CAT-2 amplifies the agonist-evoked force of airway smooth muscle by enhancing spermine-mediated phosphatidylinositol-(4)-phosphate-5-kinase-γ activity

Abstract

We investigated the effect the loss of the CAT-2 gene (CAT-2−/−) has on lung resistance (RL) and tracheal isometric tension. The RL of CAT-2−/− mice at a maximal dose of acetylcholine (ACh) was decreased by 33.66% ( P = 0.05, n = 8) compared with that of C57BL/6 (B6) mice. The isometric tension of tracheal rings from CAT-2−/− mice showed a significant decrease in carbachol (CCh)-induced force generation (33.01%, P < 0.05, n = 8) compared with controls.

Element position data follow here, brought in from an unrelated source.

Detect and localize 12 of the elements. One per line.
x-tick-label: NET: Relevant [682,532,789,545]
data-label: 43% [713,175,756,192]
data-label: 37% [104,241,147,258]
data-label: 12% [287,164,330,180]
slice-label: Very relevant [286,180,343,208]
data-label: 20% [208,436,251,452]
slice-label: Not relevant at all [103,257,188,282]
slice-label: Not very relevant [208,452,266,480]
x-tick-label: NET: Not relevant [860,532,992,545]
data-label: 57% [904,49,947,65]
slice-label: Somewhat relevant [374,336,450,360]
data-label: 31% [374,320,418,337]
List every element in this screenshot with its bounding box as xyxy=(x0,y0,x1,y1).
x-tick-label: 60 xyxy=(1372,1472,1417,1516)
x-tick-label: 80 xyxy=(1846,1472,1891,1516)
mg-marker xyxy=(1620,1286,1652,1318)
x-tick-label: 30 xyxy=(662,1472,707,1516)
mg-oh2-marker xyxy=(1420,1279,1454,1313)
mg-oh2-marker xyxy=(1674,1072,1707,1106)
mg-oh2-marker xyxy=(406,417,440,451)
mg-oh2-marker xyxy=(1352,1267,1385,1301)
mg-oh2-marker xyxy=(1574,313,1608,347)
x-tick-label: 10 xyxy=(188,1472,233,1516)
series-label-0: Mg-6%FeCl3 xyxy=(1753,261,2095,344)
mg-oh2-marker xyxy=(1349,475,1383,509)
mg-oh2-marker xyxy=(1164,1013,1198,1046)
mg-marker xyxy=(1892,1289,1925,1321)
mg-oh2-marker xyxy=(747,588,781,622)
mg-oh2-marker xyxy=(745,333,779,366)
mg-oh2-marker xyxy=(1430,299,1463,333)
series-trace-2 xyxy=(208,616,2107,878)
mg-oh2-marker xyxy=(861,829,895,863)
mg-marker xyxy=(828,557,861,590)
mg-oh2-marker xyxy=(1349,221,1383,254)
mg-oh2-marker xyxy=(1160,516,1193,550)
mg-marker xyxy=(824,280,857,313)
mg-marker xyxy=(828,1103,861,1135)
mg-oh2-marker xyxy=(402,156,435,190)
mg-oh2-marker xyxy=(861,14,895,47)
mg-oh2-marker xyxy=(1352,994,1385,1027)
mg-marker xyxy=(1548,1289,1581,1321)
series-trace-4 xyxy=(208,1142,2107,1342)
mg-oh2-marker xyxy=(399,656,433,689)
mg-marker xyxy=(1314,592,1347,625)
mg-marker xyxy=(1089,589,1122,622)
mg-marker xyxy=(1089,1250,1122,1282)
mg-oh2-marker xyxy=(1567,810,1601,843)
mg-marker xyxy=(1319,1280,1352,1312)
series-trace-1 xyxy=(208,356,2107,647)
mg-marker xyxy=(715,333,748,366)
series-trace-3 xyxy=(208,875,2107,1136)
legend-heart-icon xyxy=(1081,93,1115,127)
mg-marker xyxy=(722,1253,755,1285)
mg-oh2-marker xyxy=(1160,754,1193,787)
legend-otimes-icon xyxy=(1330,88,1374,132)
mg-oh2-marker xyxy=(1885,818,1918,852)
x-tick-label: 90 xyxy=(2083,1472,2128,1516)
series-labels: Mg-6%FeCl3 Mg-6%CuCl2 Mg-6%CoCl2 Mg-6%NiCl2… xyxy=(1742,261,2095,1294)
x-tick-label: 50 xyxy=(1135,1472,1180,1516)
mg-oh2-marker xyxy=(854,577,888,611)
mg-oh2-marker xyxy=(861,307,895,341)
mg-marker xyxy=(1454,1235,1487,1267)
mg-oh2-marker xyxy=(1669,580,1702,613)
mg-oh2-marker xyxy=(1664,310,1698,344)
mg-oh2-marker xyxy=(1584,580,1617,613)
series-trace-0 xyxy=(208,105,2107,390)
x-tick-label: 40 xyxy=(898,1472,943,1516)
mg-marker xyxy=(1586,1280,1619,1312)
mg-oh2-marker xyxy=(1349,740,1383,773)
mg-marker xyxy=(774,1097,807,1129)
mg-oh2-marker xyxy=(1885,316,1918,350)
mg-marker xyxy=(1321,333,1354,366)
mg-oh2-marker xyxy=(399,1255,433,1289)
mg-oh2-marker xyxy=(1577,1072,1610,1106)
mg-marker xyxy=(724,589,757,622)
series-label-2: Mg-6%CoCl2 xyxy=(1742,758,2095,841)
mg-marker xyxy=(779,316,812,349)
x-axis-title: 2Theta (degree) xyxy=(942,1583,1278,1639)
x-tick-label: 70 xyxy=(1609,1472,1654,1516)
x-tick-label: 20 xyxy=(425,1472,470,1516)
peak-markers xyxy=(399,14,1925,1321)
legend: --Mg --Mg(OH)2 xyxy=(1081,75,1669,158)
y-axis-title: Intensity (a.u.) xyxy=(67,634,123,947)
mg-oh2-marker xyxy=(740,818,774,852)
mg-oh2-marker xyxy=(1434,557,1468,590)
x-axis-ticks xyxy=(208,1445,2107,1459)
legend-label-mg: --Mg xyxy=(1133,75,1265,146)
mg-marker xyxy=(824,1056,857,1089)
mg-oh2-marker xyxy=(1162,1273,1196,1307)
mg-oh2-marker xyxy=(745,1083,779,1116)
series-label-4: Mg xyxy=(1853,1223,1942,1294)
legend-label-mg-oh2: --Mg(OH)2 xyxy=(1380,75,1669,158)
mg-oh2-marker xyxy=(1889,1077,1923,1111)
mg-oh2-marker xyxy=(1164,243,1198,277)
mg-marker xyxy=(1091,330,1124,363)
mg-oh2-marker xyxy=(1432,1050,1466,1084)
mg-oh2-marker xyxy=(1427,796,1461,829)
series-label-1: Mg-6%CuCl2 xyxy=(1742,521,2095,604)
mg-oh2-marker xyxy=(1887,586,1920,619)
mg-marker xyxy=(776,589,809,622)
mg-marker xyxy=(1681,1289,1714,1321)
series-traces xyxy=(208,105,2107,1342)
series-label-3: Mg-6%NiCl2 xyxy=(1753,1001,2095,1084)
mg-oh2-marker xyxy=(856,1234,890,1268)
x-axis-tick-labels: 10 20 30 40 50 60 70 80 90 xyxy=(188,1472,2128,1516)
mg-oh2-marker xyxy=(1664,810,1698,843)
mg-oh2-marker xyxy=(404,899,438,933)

The isoproterenol- or the sodium nitroprusside-induced relaxation was not affected in tracheal rings from CAT-2−/− mice. The activity of iNOS and arginase in lung tissue lysates of CAT-2−/− mice was indistinguishable from that of B6 mice. Furthermore, the expression of phospholipase-Cβ (PLC-β) and phosphatidylinositol-( 4 )-phosphate-5-kinase-γ (PIP-5K-γ) was examined in the lung tissue of CAT-2−/− and B6 mice. The expression of PIP-5K-γ but not PLC-β was significantly reduced in CAT-2−/− compared with B6 mice. The reduced airway smooth muscle (ASM) contractility to CCh seen in the CAT-2−/− tracheal rings was completely reversed by pretreating the rings with 100 μM spermine. This increase in the CAT-2−/− tracheal ring contraction upon spermine pretreatment correlated with a recovery of the expression of PIP-5K-γ. Our data indicates that CAT-2 exerts control over ASM force development through a spermine-dependent pathway that directly correlates with the expression level of PIP-5K-γ in the lung.